True, like most things the federal government regulates these days, there is no authority for it in Article 1 Section 8 of the constitution, and therefore it is a state issue, if a government issue at all.
But far more importantly, the bill is an assault on your freedom to negotiate with your insurance company and on your ownership of your own DNA. If you have wonderful DNA and would like to show it to your insurance company to argue for a lower premium, then too bad, the government has stepped in and said that isn't fair to those with bad DNA who can't likewise argue for lower premiums. If you were allowed to show insurers your good DNA, then those who *didn't* show their DNA would be suspected of having average or bad DNA and would continue getting higher premiums than you, and we can't have that, because we're all equal, right?

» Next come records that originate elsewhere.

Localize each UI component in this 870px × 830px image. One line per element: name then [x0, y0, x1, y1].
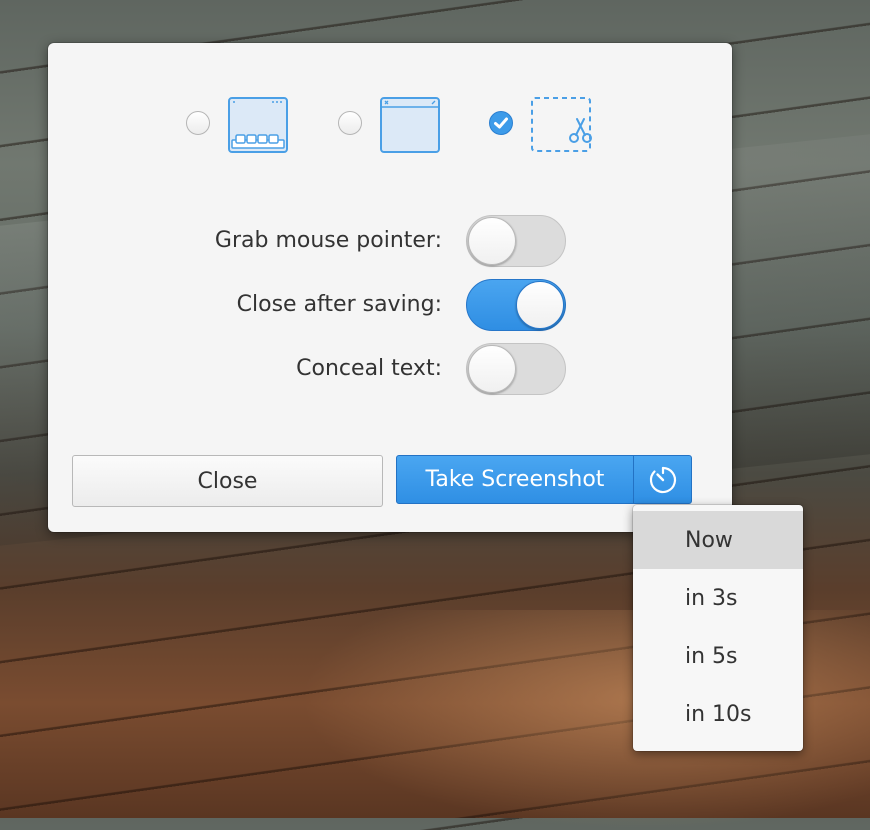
close-after-saving-label: Close after saving: — [236, 292, 442, 317]
grab-pointer-label: Grab mouse pointer: — [214, 228, 442, 253]
conceal-text-label: Conceal text: — [296, 356, 442, 381]
radio-current-window[interactable] — [338, 111, 362, 135]
grab-pointer-switch[interactable] — [466, 215, 566, 267]
conceal-text-switch[interactable] — [466, 343, 566, 395]
option-grab-pointer: Grab mouse pointer: — [48, 215, 732, 267]
timer-icon — [649, 466, 676, 493]
checkmark-icon — [494, 117, 508, 129]
delay-option-5s[interactable]: in 5s — [633, 627, 803, 685]
delay-option-now[interactable]: Now — [633, 511, 803, 569]
delay-option-10s[interactable]: in 10s — [633, 685, 803, 743]
window-icon — [380, 97, 440, 153]
mode-select-area[interactable] — [489, 97, 593, 153]
close-button[interactable]: Close — [72, 455, 383, 507]
screenshot-dialog: Grab mouse pointer: Close after saving: … — [48, 43, 732, 532]
delay-menu-button[interactable] — [633, 455, 692, 504]
mode-current-window[interactable] — [338, 97, 442, 153]
option-close-after-saving: Close after saving: — [48, 279, 732, 331]
radio-entire-screen[interactable] — [186, 111, 210, 135]
option-conceal-text: Conceal text: — [48, 343, 732, 395]
delay-menu: Now in 3s in 5s in 10s — [633, 505, 803, 751]
radio-select-area[interactable] — [489, 111, 513, 135]
switch-knob — [468, 345, 516, 393]
delay-option-3s[interactable]: in 3s — [633, 569, 803, 627]
selection-scissors-icon — [531, 97, 592, 152]
switch-knob — [468, 217, 516, 265]
close-after-saving-switch[interactable] — [466, 279, 566, 331]
take-screenshot-button[interactable]: Take Screenshot — [396, 455, 634, 504]
mode-entire-screen[interactable] — [186, 97, 290, 153]
screen-icon — [228, 97, 288, 153]
switch-knob — [516, 281, 564, 329]
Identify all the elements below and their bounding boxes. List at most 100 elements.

Well, the unintended consequence (or maybe not-so-unintended) of this bill is higher premiums for almost everyone: insurance companies will be forced to insure high-risk people they would not otherwise insure, or who would otherwise have to pay higher premiums. BUT, the insurance companies won't know *who* these higher-risk people are, so they will have to charge *everyone* higher premiums in order to make up for the losses on the high-risk people. That's equality for you.
As the premiums go up, of course, the clamoring for socialized medicine will grow, until finally the government steps in and saves the day from the greedy insurance companies who were crippled by the very same government from doing their job well, which was to assess individual health risk and efficiently assign insurance premiums accordingly. It's the same old story: the government screws around with something until the people have no choice but to let the government take it over completely. E.g., the government banned Americans from buying prescription drugs from overseas in the name of "safety", which eliminated competition and drove up domestic drug costs until people finally clamored for Medicare prescription drug coverage.
If you approve of this bill, then you are essentially supporting uniform premiums for everyone, because the only reason premiums EVER differ from one person to the next is because the insurance companies discriminated based on *something*: age, gender, weight, diet, physical activity, sports, etc. And if you favor uniform premiums for everyone, then there is no need for insurance companies at all, because their expertise is in assessing risk is irrelevant. We might as well have Hillary's or Obama's (and now McCain's) government health care plan.